Nichtveranlagungsbescheinigung

Personen, die nur geringe Einkünfte erzielen, sind in Deutschland meist nicht einkommenssteuerpflichtig. Damit auch die Einkünfte aus Kapitalvermögen und damit die Zinsen der Tagesgeldanlage steuerfrei bleiben, können beispielsweise Rentner, aber auch Studenten, Kinder und Menschen mit einer geringfügigen Beschäftigung häufig die so genannte Nichtveranlagungsbescheinigung bei ihrem zuständigen Finanzamt beantragen. Wird sie ausgestellt, werden alle Zinseinkünfte steuerfrei gestellt und können so ohne die Abführung der Abgeltungssteuer vereinnahmt werden.

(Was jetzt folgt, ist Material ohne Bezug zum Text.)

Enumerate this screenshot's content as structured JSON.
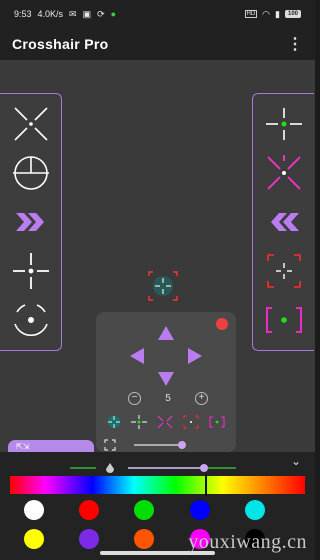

Die Nichtveranlagungsbescheinigung ist somit eine Alternative zum Freistellungsauftrag. Dieser kann lediglich bis zu einer Höhe von 801 Euro pro Person gestellt werden. Übersteigen die Zinsen vom Tagesgeldkonto diesen Betrag, müssen sie mit 25 Prozent Abgeltungssteuer zuzüglich Solidaritätszuschlag und ggf. Kirchensteuer versteuert werden. Anleger verlieren so mehr als 30 Prozent ihrer Erträge. Mit der Nichtveranlagungsbescheinigung entfällt dieser Steuerabzug, denn die Tagesgeldzinsen sind nicht mehr auf 801 Euro beschränkt, sondern können unbeschränkt vereinnahmt werden. Gleiches gilt natürlich für Zinsen aus anderen Festanlagen sowie für Dividenden und Fondsausschüttungen. Auch sie unterliegen der Abgeltungssteuer und können mit der Nichtveranlagungsbescheinigung freigestellt werden.

In der Regel gilt die NV-Bescheinigung über einen Zeitraum von drei Jahren. Nach Ablauf dieses Zeitraums ist es nötig, einen neuen Antrag beim Finanzamt zu stellen. Die notwendigen Formulare können entweder direkt beim Finanzamt bestellt oder aber aus dem Internet gezogen werden. Mit Eingang des Antrages dann beim Finanzamt nun erneut geprüft, ob die Voraussetzungen für die Ausstellung der NV-Bescheinigung weiterhin gegeben sind und ob diese ausgestellt werden kann. Ist die Prüfung positiv, erhalten Anleger die neue Bescheinigung für weitere drei Jahre zugesandt, um sie dem jeweils kontoführenden Kreditinstitut einreichen zu können.